Provedora de internet deve indenizar quando não cumpre o contrato

A 30ª Câmara de Direito Privado do Tribunal de Justiça de São Paulo condenou uma provedora de internet a indenizar uma consumidora que não estava recebendo a velocidade de internet contratada.

No caso dos autos, a provedora estava entregando uma velocidade de internet abaixo do mínimo estipulado pela Anatel, visto isto o tribunal condenou a empresa em danos morais, haja vista o descaso que estava sendo praticada pela empresa, desconsiderando as cláusulas contratuais que foram acertadas no dia da assinatura do compromisso.

Vemos como erro o tribunal somente ter condenado em danos morais, uma vez que hoje em dia a internet tem virado um meio de trabalho, podendo que não seja diretamente, mas indiretamente as pessoas precisam de uma boa internet para efetuar seus trabalhos. Com efeito, a decisão teve este erro de dar um resultado aquém.

Ação que versem sobre transporte aéreo prescreve em 2 anos

5ª Turma Recursal Cível do Rio de Janeiro voltou atrás em decisão de ação indenizatório e reconheceu que ações que versem sobre transporte aéreo prescreve em 2 anos, conforme prevê tratado internacional.

Não há muito o que discutir, visto que o próprio Supremo Tribunal Federal já determinou que ações que tenham como tema transporte aéreo deve obedecer primeiramente ao que diz os tratados internacionais em que o Brasil seja signatário, deixando de aplicar o Código de Defesa do Consumidor no que seja conflitante.

Sabemos que o prazo de 2 anos é muito curto para uma pessoa se limitar a entrar com uma ação, uma vez que por muitas vezes a pessoa não consegue identificar que foi ofendida, mas, por ouvir no rádio ou outro meio de comunicação e difusão de ideias vê que foi vilipendiada em seus direitos, mas, é o que foi ajustado por várias nações.

Passageiro esquecido em parada não receberá indenização

A 14ª Câmara Cível do Tribunal de Justiça de Minas Gerais negou pedido de indenização a um passageiro de ônibus que foi esquecido em uma das paradas do caminho, visto que tudo demonstra que foi ele que não se atentou ao horário de retornar ao veículo.

Vemos como uma decisão simples, visto que, conforme consta nos autos, o ônibus era de excursão, ou seja, tinha outras pessoas embarcadas também naquele veículo e todos tinham a mesma obrigação de retornar no mesmo horário para que a viajem pudesse continuar, porém, só o Autor da ação que não retornou, sendo assim, culpa única dele.

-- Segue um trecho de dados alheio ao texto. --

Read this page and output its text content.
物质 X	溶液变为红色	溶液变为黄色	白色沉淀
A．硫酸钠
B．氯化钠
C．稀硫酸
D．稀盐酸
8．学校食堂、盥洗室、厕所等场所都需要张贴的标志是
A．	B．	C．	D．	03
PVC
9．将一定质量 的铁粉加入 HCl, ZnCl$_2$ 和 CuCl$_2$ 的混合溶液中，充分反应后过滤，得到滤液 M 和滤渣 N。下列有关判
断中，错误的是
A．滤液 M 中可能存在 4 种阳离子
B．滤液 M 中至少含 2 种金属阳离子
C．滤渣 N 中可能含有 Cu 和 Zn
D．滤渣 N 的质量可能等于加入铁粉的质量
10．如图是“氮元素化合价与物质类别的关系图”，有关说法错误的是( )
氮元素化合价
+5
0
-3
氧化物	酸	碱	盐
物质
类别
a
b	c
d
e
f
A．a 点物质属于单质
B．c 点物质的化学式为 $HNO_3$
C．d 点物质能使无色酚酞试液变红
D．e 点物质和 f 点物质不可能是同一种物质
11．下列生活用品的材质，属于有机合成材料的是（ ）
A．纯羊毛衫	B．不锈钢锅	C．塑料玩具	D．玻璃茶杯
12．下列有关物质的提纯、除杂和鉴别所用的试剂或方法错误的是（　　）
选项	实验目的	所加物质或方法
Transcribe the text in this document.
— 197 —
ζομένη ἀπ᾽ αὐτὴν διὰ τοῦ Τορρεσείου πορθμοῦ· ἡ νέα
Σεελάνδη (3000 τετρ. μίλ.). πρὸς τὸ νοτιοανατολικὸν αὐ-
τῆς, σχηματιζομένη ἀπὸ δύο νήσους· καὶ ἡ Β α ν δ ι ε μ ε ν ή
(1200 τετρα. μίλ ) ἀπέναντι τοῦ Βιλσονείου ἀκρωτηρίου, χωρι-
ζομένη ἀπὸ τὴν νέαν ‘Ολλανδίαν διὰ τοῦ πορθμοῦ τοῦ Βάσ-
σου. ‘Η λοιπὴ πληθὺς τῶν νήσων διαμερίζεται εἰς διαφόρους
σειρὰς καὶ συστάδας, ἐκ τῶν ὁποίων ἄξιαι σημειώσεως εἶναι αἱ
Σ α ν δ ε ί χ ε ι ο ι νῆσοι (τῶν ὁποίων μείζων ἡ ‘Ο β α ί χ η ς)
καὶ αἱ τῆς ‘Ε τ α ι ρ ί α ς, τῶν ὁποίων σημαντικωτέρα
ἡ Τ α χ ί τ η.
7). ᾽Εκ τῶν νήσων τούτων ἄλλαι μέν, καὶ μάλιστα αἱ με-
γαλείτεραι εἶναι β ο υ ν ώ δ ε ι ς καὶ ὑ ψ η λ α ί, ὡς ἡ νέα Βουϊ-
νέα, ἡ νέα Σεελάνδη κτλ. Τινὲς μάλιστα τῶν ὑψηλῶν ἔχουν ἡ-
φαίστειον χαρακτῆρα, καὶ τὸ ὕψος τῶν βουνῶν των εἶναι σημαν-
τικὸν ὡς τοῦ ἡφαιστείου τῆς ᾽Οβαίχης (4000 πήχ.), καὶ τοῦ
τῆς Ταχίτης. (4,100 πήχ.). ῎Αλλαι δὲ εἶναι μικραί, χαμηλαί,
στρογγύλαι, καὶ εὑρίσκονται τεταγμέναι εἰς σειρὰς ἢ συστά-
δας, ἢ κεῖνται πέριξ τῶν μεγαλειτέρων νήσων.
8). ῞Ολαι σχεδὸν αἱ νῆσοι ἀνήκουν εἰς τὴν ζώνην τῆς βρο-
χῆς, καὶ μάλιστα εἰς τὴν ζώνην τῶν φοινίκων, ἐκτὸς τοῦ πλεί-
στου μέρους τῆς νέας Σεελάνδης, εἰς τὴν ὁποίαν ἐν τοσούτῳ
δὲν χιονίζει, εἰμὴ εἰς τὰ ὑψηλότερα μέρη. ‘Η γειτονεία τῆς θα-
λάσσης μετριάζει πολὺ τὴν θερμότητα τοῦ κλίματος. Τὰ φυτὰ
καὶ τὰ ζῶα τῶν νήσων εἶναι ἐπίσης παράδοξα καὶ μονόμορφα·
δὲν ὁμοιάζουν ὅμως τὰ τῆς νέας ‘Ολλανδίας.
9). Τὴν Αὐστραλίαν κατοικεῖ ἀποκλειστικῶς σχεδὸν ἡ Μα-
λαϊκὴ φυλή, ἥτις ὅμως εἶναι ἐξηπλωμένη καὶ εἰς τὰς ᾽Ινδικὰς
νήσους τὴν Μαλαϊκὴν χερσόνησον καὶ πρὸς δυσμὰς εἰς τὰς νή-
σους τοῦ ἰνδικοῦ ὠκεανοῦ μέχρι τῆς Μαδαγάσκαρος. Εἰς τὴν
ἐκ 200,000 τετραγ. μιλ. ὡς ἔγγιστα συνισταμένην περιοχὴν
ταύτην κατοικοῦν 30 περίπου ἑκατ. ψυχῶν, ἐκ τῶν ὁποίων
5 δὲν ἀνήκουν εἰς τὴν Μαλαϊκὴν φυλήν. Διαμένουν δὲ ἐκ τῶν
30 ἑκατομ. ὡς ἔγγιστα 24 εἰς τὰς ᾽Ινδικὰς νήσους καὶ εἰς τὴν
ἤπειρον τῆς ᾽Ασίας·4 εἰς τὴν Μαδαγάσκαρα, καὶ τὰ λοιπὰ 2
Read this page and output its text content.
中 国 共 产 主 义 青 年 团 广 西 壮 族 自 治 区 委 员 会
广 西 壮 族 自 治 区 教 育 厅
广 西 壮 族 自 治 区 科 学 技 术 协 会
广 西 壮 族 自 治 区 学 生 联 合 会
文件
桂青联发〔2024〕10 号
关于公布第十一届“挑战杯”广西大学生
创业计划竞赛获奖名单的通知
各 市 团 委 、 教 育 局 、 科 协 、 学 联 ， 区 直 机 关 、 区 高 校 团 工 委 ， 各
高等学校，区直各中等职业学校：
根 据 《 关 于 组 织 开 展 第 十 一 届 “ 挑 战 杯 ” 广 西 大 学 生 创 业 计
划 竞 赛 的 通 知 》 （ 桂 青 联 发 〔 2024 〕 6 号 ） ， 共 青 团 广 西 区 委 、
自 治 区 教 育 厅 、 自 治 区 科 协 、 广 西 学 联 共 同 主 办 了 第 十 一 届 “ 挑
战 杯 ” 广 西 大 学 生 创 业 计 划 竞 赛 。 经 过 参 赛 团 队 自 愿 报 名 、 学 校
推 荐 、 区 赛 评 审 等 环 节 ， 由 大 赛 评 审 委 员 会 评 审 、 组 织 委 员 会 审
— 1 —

Nem tudo podemos recorrer à Justiça, muitas vezes por falta de argumento. É um papel do advogado sopesar se houve infração e se a infração tem o condão de justificar o movimento da máquina pública para apurar a fato. Não são todos as infrações que merecem ser debatidas em um processo, visto que muitas delas não passam de valores irrisórios.

STJ condena em danos morais e materiais duas empresas pelo atropelo de uma criança

A Quarta Turma do Superior Tribunal de Justiça condenou uma engarrafadora e uma distribuidora de gás por um acidente ocasionado na entrega do produto, o acidente vitimou uma criança de quatro anos. No caso, são duas empresas distintas, uma engarrafava e outra entregava o produto, a engarrafadora tentou se eximir, mas não conseguiu. A duas empresas foram condenadas em danos materiais e morais.

O egrégio tribunal considerou que as duas participavam da entrega do produto até a casa dos clientes, pelo fato da distribuidora ser exclusiva, ou seja, a empresa de entrega somente entrega produtos fabricados pela engarrafadora, sendo assim, todas as duas participavam dos riscos inerentes ao comércio, o qual inclui os perigos que há no transito, visto que elas tinham que enfrentá-lo para ter seu produto comercializado.

A criança foi vítima de um atropelamento enquanto o motorista tentava dar a ré do caminhão, a morte foi certeira. Poderia se dizer que os pais do infante poderiam ter responsabilidade, porém, ao dar uma ré, ato que se desprende da normalidade de um veículo, o motorista tem que estar atento, atento ao máximo, e qualquer erro estará sobre sua responsabilidade. Justa a condenação do Superior Tribunal.